Rivalité et « excluabilité »

Les ressources communes ou biens communs présentent des caractères de rivalité pure (le poisson péché par l’un n’est plus disponible pour l’autre) et d’« excluabilité » relative : les biens sont communs à un nombre limité d’utilisateurs-appropriateurs, mais les raisons de cette limitation ne relèvent pas nécessairement du domaine juridique, elles sont liées, par exemple, à la situation géographique des biens (un réseau d’aquifères, une pêcherie littorale). Les ressources communes ne doivent pas être confondues avec des biens publics où il n’y a pas rivalité (tout passant bénéficie de l’éclairage d’une rue, sans en priver autrui) et où l’excluabilité provient d’une décision juridique (instauration d’un péage sur une route, par ex.).
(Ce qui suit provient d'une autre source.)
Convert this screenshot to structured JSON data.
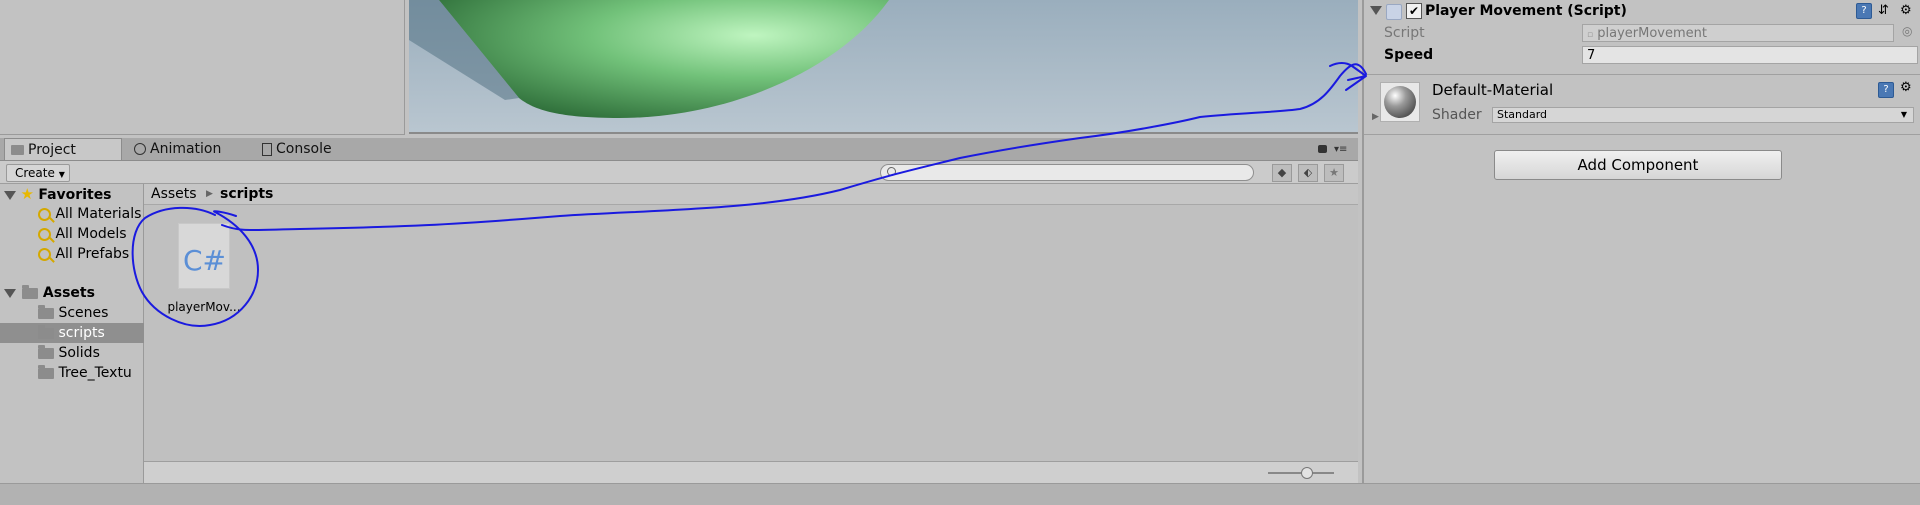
{
  "tabs": [
    {
      "label": "Project",
      "icon": "folder-icon"
    },
    {
      "label": "Animation",
      "icon": "clock-icon"
    },
    {
      "label": "Console",
      "icon": "console-icon"
    }
  ],
  "toolbar": {
    "create_label": "Create"
  },
  "favorites": {
    "label": "Favorites",
    "items": [
      "All Materials",
      "All Models",
      "All Prefabs"
    ]
  },
  "assets_tree": {
    "label": "Assets",
    "items": [
      "Scenes",
      "scripts",
      "Solids",
      "Tree_Textu"
    ],
    "selected": "scripts"
  },
  "breadcrumb": [
    "Assets",
    "scripts"
  ],
  "files": [
    {
      "name": "playerMov...",
      "icon_text": "C#"
    }
  ],
  "inspector": {
    "component_title": "Player Movement (Script)",
    "enabled": true,
    "script_label": "Script",
    "script_value": "playerMovement",
    "speed_label": "Speed",
    "speed_value": "7",
    "material_name": "Default-Material",
    "shader_label": "Shader",
    "shader_value": "Standard",
    "add_component_label": "Add Component"
  },
  "colors": {
    "annotation": "#1a1adf",
    "cs_icon_text": "#5b8fd6"
  }
}
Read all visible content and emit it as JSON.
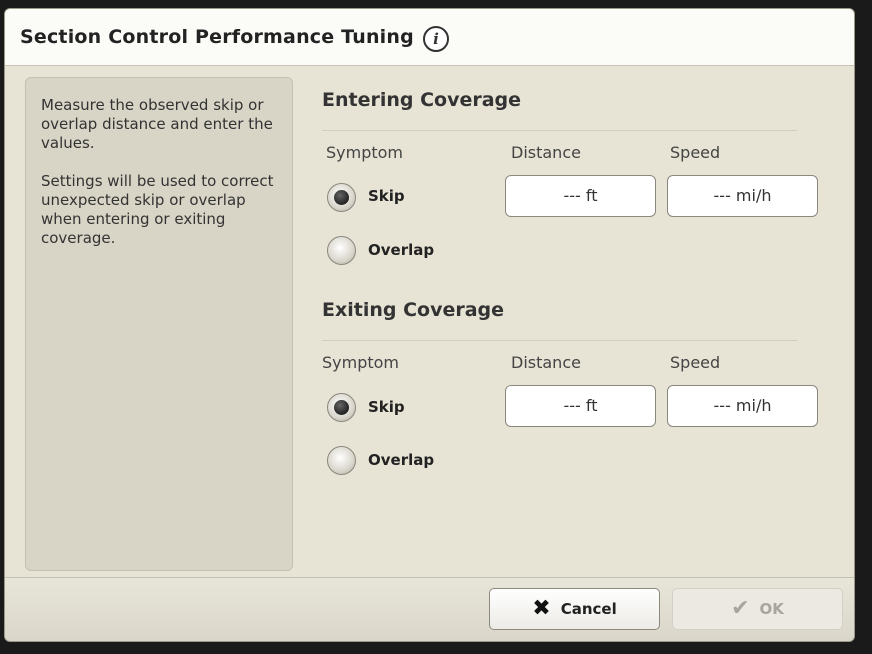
{
  "dialog": {
    "title": "Section Control Performance Tuning",
    "info_icon": "i"
  },
  "help": {
    "paragraph1": "Measure the observed skip or overlap distance and enter the values.",
    "paragraph2": "Settings will be used to correct unexpected skip or overlap when entering or exiting coverage."
  },
  "entering": {
    "title": "Entering Coverage",
    "symptom_header": "Symptom",
    "distance_header": "Distance",
    "speed_header": "Speed",
    "options": [
      "Skip",
      "Overlap"
    ],
    "selected": "Skip",
    "distance_value": "--- ft",
    "speed_value": "--- mi/h"
  },
  "exiting": {
    "title": "Exiting Coverage",
    "symptom_header": "Symptom",
    "distance_header": "Distance",
    "speed_header": "Speed",
    "options": [
      "Skip",
      "Overlap"
    ],
    "selected": "Skip",
    "distance_value": "--- ft",
    "speed_value": "--- mi/h"
  },
  "footer": {
    "cancel_label": "Cancel",
    "cancel_icon": "x-icon",
    "ok_label": "OK",
    "ok_icon": "checkmark-icon",
    "ok_enabled": false
  }
}
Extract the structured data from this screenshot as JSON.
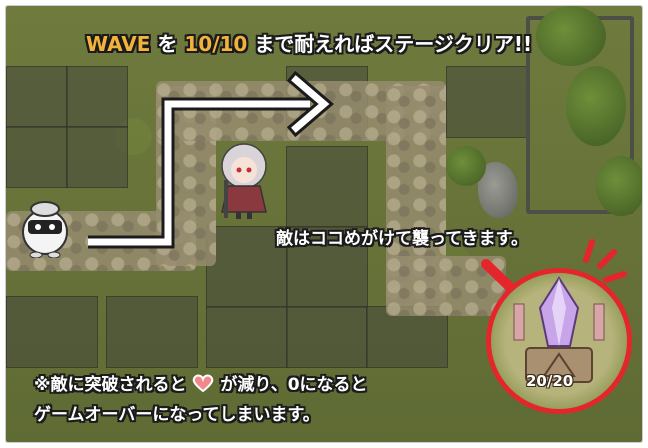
{
  "banner": {
    "wave_label": "WAVE",
    "particle_wo": "を",
    "wave_count": "10/10",
    "suffix": "まで耐えればステージクリア!!"
  },
  "enemy_notice": "敵はココめがけて襲ってきます。",
  "bottom_note": {
    "line1_pre": "※敵に突破されると",
    "line1_post": "が減り、0になると",
    "line2": "ゲームオーバーになってしまいます。"
  },
  "crystal_counter": "20/20",
  "icons": {
    "heart": "heart-life-icon",
    "crystal": "crystal-core-icon",
    "path_arrow": "path-arrow",
    "pointer_arrow": "pointer-arrow"
  },
  "colors": {
    "highlight": "#f2b33d",
    "circle_ring": "#e4262c",
    "heart": "#f08a8a"
  }
}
Dans les trois « métaphores » dominantes sur les biens communs, sensées expliquer l’inefficacité économique qui découle d’une appropriation commune de biens, les deux premières mises en exergue par Ostrom (« tragédie des biens communs » et « dilemme du prisonnier ») excluent d’emblée l’action collective. Dans le cas de la « tragédie des bien communs », chaque individu suit son intérêt propre, ce faisant il n’actualise pas correctement le coût de son action, il n’en voit que le bénéfice à court ou moyen terme, la ressource diminue inexorablement, pour lui comme pour les autres. Le « dilemme du prisonnier » (exemple typique de la théorie des jeux, employée comme alternative aux théories mathématiques de l’économie) enferme les acteurs dans une situation d’interdépendance mais sans coopération possible ; en suivant leurs intérêts propres, les acteurs aboutissent à une allocation des ressources sous-optimale au sens de Pareto (la situation pourrait être meilleure pour au moins un des acteurs sans dégrader la situation des autres, d’où inefficacité économique).
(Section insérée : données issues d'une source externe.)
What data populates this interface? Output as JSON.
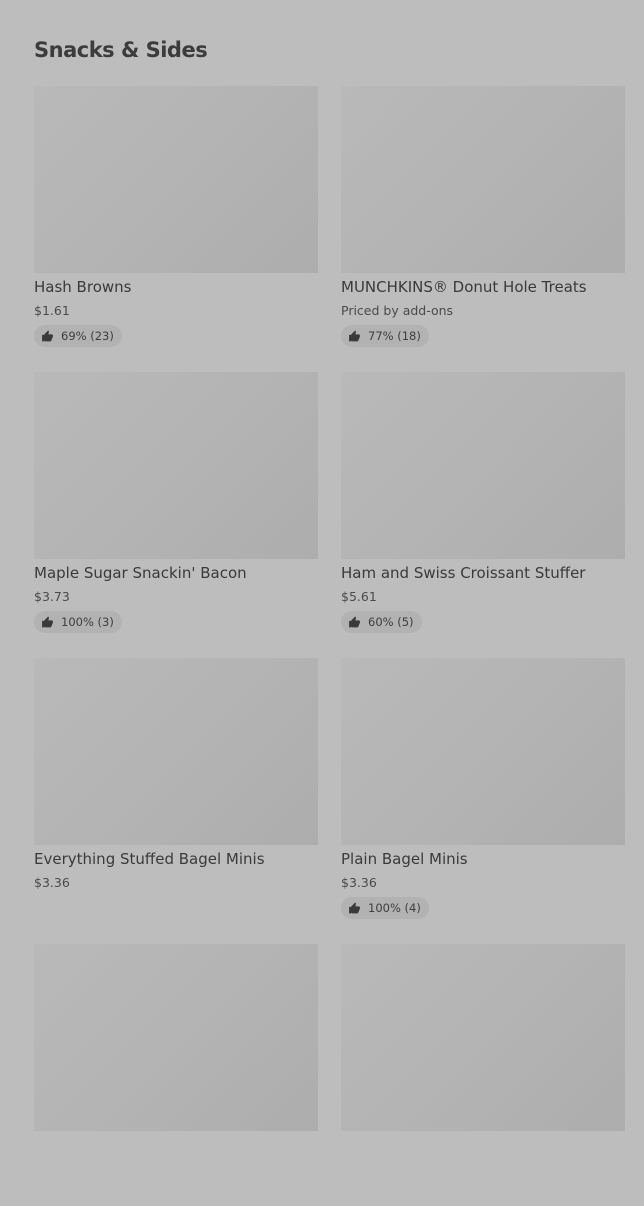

Sortir de l’opposition Etat-Marché

La troisième « métaphore », basée, elle, sur la logique de l’action collective de Mancur Olson (d’après le titre de l’ouvrage le plus connu de cet auteur, 1965) aboutit pareillement à un résultat sous-optimal : dans une action collective, l’opportunisme de certains des acteurs empêche l’efficacité optimale, cet opportunisme s’explique économiquement (et non par des considérations sur la nature humaine) : si les bénéfices sont communs, les coûts ne le sont pas nécessairement (moindre participation possibles de certains des acteurs). La répartition équitable des efforts n’étant pas assurée, l’action collective a de fortes chances de ne pas se mettre en branle « à moins que le nombre d’individus soit assez réduit ou qu’une forme de contrainte ou tout autre dispositif destiné à faire en sorte que les individus agissent en vue d’atteindre l’objectif commun existe […] » (cité par Ostrom). Olson ne dit pas que l’action collective est impossible (ou non envisagée comme dans les schémas d’action précédents), il dit qu’elle ne sera pas mise en œuvre sauf condition marginale (petit nombre d’acteurs), ou sous un rapport de contrainte extérieure. D’où deux types de solutions relativement à une situation de ressources communes : la privatisation des ressources ou le contrôle de l’Etat.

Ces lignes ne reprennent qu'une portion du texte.